A couple of weeks ago we implemented the SameSite cookie policy to our cookies. If I want to develop locally, I needed a certificate to get the cookies.
We're running a Node express server and that is reversed proxied to an nginx configuration where we add the cert.
# Server configuration
#
server {
listen 443;
server_name test-local.ad.ourdomain.com;
ssl_certificate /home/myname/.certs/ourcert.crt;
ssl_certificate_key /home/myname/.certs/ourkey.rsa;
ssl on;
ssl_session_cache builtin:1000 shared:SSL:10m;
ssl_protocols TLSv1 TLSv1.1 TLSv1.2;
ssl_ciphers HIGH:!aNULL:!eNULL:!EXPORT:!CAMELLIA:!DES:!MD5:!PSK:!RC4;
ssl_prefer_server_ciphers on;
location / {
proxy_set_header Host $host;
proxy_set_header X-Real-IP $remote_addr;
proxy_set_header X-Forwarded-For $proxy_add_x_forwarded_for;
proxy_set_header X-Forwarded-Proto $scheme;
proxy_pass http://localhost:9090;
proxy_read_timeout 90;
proxy_redirect http://localhost:9090 https://test-local.ad.ourdomain.com;
}
}
Now to the wierd part. We updated to Chrome 80 today, and all of a sudden I got an HSTS issue. I was unable to access site even if I wanted to (no opt in possibility). I tried to clear that inside chrome://internals/#hsts, and that worked. However, I still get NET::ERR_CERT_AUTHORITY_INVALID
but I now have the opt in alternative.
Accessing it from Chrome Incognito mode works like a charm, no issues there. Same with Firefox, no issues there either. It says Certificate is Valid, green and pretty. Checked here as well: https://www.sslshopper.com/certificate-decoder.html and its 100% green.

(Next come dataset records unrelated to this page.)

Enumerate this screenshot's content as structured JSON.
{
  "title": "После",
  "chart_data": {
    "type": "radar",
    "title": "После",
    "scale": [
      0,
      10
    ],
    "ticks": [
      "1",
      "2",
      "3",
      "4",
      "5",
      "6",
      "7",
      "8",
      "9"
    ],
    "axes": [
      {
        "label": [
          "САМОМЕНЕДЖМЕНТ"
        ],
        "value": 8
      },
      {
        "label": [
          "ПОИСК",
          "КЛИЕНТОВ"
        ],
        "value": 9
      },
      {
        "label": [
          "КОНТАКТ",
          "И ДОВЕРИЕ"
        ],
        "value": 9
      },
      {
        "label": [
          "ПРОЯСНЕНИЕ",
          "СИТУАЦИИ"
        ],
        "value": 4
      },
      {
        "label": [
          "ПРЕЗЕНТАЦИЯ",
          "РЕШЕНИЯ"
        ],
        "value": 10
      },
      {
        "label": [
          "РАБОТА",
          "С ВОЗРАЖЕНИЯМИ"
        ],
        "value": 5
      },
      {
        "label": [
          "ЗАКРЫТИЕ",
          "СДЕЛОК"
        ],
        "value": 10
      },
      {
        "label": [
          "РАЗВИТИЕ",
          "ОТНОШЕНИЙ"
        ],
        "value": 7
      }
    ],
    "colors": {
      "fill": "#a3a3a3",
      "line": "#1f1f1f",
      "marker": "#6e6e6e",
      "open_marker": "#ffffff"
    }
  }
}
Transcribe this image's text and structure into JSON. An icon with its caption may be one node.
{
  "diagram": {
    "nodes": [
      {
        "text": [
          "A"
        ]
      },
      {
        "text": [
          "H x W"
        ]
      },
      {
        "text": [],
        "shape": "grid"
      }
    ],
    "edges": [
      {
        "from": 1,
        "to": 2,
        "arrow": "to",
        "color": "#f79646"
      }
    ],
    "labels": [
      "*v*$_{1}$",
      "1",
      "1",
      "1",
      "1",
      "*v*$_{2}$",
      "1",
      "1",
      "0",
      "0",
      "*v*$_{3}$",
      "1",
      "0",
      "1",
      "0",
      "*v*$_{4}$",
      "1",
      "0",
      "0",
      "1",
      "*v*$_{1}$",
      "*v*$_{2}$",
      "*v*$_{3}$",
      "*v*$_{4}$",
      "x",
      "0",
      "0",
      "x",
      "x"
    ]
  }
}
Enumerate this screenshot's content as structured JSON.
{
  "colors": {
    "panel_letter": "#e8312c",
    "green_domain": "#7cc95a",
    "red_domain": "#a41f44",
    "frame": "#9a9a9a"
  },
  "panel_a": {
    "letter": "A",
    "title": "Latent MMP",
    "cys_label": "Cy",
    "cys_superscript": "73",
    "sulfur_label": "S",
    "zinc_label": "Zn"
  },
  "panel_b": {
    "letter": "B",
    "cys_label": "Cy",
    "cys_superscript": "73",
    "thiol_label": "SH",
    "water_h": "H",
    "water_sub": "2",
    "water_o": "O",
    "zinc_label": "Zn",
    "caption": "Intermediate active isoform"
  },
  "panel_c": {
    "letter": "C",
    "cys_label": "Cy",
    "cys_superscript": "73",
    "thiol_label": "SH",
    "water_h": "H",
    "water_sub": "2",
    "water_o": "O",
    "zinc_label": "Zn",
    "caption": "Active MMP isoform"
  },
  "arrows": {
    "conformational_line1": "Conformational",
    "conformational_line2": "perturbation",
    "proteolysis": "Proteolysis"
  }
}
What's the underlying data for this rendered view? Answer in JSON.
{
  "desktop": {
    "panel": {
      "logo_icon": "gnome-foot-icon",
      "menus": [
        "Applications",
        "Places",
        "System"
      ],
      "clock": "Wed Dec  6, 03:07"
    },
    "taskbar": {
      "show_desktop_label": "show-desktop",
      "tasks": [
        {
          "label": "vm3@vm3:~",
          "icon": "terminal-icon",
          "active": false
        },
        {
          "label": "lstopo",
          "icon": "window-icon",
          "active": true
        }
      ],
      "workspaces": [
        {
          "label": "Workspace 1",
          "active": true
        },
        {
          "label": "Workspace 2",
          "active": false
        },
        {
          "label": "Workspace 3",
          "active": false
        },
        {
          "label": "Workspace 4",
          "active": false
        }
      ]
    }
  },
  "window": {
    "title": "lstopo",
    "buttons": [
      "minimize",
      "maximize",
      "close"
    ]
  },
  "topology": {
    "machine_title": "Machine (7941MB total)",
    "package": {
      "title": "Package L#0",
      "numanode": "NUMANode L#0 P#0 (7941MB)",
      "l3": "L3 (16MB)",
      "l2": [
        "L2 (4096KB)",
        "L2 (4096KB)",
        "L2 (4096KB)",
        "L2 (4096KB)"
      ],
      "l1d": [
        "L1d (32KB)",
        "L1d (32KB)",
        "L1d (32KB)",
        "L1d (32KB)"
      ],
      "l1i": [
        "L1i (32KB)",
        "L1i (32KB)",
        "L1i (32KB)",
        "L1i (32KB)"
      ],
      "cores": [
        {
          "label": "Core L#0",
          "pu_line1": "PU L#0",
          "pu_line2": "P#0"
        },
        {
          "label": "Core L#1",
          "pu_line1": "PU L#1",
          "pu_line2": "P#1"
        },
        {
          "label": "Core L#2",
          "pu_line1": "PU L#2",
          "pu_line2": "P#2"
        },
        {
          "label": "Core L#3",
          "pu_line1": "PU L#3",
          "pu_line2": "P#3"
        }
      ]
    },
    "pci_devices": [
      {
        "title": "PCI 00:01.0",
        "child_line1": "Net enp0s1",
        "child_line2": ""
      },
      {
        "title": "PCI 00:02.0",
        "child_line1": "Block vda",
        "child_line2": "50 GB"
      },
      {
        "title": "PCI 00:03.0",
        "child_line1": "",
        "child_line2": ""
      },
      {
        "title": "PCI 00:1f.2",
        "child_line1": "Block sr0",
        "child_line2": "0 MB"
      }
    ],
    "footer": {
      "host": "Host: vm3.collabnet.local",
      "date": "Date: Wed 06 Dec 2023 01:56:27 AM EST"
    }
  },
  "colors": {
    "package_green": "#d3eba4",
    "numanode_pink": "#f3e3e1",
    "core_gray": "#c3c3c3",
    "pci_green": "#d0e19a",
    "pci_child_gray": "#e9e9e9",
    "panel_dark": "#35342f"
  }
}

I'm running Ubuntu 19.10 using Regolith.
My colleagues are using same cert, also Chrome 80, but they're running Mac, no issues there in Chrome.
Any idea? I tried to clear Browser settings, no change.
This message is the NET::ERR_CERT_AUTHORITY_INVALID error. The error can be caused by an issue with your network, device or browser that stops the SSL certificate being properly read. It can also be caused by an invalid certificate on the website's end.
Navigate to the site with the cert you want to trust, and click through the usual warnings for untrusted certificates. In the address bar, right click on the red warning triangle and "Not secure" message and, from the resulting menu, select "Certificate" to show the certificate.
I have some great news!
We're using the same cert on our cloud dev environments (however, they are in pfx form). Locally I run Linux as mentioned, and I had to convert the pfx to a RSA file and a CRT file.
I entered our dev domain on this site: https://whatsmychaincert.com/ and it downloaded a *.chain.crt file. Together with my old crt file, and this command:
cat example.com.crt example.com.chain.crt > example.com.chained.crt
In Nginx I then referenced the .chained.crt
file.
Now Chrome accepts my local, secure webpage.